Si nos philosophes, qui regardent les choses justes et honnêtes comme désirables par elles-mêmes, tiennent qu'on doit s'exposer à tous les périls pour l'amour de ce qui est juste et honnête, les vôtres, qui mesurent tout par la seule volupté, doivent s'exposer à tout pour l'amour de la volupté.
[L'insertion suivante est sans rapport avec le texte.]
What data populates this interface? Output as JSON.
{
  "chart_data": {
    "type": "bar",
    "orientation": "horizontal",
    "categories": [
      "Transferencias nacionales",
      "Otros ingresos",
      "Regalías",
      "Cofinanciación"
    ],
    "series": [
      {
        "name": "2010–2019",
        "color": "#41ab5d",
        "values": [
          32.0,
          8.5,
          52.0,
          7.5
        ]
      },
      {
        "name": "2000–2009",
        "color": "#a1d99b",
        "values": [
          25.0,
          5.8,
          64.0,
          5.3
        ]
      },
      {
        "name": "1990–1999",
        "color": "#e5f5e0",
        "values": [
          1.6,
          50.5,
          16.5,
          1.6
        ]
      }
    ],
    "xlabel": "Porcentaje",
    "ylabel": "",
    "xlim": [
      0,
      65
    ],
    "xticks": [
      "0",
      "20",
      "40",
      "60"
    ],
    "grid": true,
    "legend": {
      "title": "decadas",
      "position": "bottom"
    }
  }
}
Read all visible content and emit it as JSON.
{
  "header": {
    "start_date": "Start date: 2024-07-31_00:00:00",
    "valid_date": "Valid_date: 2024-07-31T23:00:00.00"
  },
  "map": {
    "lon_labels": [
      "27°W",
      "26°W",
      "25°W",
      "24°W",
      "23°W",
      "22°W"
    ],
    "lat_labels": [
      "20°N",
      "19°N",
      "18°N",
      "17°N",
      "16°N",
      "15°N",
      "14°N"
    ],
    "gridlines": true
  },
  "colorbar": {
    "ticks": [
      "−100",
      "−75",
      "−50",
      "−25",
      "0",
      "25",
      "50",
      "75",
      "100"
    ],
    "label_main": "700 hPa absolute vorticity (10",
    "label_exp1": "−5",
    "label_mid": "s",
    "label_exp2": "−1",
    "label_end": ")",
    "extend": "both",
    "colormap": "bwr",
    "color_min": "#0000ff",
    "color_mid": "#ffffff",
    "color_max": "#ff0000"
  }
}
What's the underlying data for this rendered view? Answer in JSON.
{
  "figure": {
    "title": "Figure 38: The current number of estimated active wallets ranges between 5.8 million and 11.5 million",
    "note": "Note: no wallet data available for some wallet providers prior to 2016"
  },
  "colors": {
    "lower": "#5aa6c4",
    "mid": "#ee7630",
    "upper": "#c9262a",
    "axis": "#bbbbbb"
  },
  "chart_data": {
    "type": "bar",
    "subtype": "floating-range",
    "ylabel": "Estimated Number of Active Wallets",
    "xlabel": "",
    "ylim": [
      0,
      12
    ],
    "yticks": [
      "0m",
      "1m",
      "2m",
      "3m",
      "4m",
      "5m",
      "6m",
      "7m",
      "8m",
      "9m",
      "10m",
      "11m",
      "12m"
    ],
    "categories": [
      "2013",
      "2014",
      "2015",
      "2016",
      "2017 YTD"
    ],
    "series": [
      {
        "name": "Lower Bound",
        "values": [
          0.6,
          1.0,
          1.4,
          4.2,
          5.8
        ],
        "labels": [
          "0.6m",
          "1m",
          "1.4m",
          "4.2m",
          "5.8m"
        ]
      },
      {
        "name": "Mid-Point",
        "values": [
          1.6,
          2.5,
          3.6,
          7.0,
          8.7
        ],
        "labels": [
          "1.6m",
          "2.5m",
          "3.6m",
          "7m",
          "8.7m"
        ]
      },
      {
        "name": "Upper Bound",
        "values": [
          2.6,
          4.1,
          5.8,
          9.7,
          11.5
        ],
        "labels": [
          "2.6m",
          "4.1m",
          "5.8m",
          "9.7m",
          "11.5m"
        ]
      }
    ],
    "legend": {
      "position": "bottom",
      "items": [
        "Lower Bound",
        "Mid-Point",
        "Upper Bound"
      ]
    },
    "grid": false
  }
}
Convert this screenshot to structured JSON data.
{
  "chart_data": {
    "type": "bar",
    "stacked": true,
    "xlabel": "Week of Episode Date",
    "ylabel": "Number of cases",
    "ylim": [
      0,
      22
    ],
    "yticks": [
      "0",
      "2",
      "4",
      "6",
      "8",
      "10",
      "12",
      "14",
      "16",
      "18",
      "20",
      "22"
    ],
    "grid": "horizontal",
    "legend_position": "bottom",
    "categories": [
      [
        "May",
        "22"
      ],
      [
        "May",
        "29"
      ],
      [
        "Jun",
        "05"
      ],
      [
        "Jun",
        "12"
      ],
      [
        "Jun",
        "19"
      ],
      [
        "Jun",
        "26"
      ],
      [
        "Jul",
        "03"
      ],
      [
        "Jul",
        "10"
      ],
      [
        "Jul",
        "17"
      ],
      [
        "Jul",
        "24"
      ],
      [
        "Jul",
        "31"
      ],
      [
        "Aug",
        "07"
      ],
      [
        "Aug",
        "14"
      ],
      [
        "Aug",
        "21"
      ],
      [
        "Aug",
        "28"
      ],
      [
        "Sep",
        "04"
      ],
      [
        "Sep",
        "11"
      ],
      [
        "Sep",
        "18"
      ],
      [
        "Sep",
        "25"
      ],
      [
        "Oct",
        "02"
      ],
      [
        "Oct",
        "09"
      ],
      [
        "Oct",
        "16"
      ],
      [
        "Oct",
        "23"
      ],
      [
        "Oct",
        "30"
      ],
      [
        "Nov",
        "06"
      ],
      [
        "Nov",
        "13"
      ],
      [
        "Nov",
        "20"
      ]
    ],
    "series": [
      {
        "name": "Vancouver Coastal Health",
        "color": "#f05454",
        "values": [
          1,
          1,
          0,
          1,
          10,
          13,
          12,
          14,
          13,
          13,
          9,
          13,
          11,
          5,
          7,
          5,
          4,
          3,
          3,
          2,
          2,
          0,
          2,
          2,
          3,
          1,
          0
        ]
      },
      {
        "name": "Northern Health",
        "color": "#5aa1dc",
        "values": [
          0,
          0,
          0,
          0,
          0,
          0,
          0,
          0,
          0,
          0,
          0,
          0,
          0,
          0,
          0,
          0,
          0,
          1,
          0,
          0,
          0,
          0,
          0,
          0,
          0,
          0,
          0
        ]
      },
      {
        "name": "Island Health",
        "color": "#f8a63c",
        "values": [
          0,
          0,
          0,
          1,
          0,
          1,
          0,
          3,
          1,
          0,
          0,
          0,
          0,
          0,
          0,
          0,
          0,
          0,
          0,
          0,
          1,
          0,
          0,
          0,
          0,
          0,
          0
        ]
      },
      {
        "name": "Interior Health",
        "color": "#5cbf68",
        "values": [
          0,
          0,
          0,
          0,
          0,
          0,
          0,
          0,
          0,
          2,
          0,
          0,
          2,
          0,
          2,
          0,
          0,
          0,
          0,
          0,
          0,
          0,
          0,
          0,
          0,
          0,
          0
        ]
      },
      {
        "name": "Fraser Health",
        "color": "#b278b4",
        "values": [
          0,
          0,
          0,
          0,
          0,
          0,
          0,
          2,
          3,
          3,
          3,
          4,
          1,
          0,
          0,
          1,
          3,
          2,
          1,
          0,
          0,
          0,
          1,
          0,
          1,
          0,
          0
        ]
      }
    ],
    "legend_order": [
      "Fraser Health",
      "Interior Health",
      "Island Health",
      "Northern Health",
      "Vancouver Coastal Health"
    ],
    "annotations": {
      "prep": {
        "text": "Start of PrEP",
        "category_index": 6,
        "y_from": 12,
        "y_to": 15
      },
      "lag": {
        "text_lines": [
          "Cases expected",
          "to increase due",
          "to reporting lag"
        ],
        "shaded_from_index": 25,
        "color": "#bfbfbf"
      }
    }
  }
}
Plus l'affaire sera importante et l'héritage considérable, plus l’argent qu'on en pourra tirer procurera de plaisirs ; et, si votre Épicure veut s'en tenir à ses principes sur le souverain bien, il faudra qu'il fasse comme Scipion, lorsqu'il se proposa de faire repasser Annibal d'Italie en Afrique : de même que ce grand homme, qui n'avait pour but que l'honneur, ne craignit pas de braver les plus affreux périls ; ainsi votre sage, quand il sera excité par quelque grand profit, luttera, pour son plaisir, contre la fortune.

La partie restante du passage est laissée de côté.